Alzando ambas cejas ligeramente y luego sonriendo a medias al echar aire por la nariz, Kerish se inclinó sobre la silla para mirar a Zhard fijamente.
—Y ahí está el error de decir que es un error. Los caballos de los pueblos y ciudades bien pueden cambiar de mano a cambio de dinero o trueque porque son herramientas, usados para trabajo, y no son considerados parte de tu espíritu. No los aprecias por lo que son, no los comprendes, ni haces que te comprendan a ti. Y ellos, a pesar de lo que la civilización les ha hecho, resignándose a su destino desde la cría, no han conocido la vida salvaje y el acecho de las bestias. Pero si les enseñas, quizá recuerden que en un tiempo, tuvieron garras. Los caballos de mi tierra son como otro guerrero desde que nacen, y a éstos, hay que recordárselo—.

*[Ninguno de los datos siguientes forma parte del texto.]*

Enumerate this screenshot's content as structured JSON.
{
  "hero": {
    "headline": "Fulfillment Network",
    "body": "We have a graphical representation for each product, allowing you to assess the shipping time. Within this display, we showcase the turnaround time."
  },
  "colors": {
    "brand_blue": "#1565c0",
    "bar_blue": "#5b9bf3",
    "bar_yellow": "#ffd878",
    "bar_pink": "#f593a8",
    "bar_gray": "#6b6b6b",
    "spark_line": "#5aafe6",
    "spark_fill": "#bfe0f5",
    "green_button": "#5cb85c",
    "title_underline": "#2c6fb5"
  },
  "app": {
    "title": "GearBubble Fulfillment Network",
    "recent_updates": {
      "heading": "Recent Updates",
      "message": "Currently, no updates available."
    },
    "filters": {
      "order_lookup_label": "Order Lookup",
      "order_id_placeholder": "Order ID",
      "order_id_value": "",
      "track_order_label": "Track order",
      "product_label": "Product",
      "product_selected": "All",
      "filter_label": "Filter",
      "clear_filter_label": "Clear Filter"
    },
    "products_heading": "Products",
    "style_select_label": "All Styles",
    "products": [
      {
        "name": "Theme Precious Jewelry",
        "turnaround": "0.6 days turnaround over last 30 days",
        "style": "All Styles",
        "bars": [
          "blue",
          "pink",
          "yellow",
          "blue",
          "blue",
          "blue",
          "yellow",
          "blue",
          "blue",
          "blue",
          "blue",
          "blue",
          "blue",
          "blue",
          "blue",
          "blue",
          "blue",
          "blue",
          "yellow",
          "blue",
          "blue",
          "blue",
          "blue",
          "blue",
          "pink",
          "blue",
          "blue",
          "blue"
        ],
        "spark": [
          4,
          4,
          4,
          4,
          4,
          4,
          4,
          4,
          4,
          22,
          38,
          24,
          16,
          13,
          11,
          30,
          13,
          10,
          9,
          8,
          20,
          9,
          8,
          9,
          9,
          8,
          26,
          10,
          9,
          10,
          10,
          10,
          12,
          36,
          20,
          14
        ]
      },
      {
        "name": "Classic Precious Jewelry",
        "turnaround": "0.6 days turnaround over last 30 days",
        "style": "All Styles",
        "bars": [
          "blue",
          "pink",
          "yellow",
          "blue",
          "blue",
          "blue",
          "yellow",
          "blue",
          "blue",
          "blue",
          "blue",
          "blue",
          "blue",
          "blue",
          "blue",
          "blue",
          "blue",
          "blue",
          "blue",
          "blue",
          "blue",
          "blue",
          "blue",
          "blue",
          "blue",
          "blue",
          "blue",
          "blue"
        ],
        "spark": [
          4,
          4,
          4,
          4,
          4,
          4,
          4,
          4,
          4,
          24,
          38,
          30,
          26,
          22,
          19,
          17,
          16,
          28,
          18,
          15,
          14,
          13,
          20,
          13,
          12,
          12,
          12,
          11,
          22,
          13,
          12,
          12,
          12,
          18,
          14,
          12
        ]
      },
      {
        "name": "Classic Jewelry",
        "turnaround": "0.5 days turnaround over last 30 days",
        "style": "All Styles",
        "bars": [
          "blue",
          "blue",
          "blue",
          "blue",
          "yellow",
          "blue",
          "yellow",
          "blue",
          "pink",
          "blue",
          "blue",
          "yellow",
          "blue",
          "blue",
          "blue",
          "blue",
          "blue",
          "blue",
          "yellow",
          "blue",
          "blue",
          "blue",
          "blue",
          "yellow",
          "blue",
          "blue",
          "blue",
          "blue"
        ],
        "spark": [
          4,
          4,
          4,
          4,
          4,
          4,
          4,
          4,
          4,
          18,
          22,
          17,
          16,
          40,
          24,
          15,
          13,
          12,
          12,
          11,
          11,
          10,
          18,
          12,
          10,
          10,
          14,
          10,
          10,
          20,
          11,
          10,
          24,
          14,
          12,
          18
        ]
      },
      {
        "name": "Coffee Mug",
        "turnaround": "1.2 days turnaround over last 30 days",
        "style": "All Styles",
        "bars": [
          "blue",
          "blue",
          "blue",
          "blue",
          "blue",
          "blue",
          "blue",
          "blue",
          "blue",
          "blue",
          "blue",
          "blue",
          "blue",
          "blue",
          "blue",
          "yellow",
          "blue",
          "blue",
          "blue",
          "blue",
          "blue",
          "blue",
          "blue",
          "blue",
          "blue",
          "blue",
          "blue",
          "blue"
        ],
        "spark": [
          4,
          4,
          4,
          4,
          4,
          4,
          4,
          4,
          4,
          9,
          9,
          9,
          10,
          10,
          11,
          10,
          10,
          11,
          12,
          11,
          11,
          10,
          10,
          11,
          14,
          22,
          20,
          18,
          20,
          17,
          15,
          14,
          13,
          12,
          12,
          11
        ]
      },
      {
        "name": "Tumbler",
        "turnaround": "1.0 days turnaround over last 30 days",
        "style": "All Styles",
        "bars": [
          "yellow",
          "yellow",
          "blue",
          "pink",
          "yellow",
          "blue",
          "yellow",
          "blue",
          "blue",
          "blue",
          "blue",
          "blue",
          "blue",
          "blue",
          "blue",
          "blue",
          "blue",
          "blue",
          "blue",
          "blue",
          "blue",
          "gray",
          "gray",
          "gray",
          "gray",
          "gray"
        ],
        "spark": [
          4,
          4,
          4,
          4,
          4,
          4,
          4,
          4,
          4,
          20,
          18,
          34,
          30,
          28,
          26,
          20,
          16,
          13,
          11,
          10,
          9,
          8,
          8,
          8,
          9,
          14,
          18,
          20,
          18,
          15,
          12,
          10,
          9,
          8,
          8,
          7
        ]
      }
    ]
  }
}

—¡Pero eso no cambia el hecho de que hay que domarlos! ¿Ello no los hace igualmente inferiores?—.
—Sólo si piensas en objetos para cultivar o tirar de un carro, como es lo normal en vosotros—.
—Pues no lo entiendo del todo. Si el caballo quiere irse, pues que se vaya, ¿y ya está? ¿Sólo lo remedia apelar a un valor ancestral ante una criatura con el seso del tamaño de una nuez? ¡Casi prefiero la magia!—.
—El caballo civilizado acepta el yugo en que es criado y es todo lo que será, el caballo salvaje acepta la fuerza del hombre y se convierte en su compañero. Ese es el respeto que te debes ganar, el espíritu que debes despertar—.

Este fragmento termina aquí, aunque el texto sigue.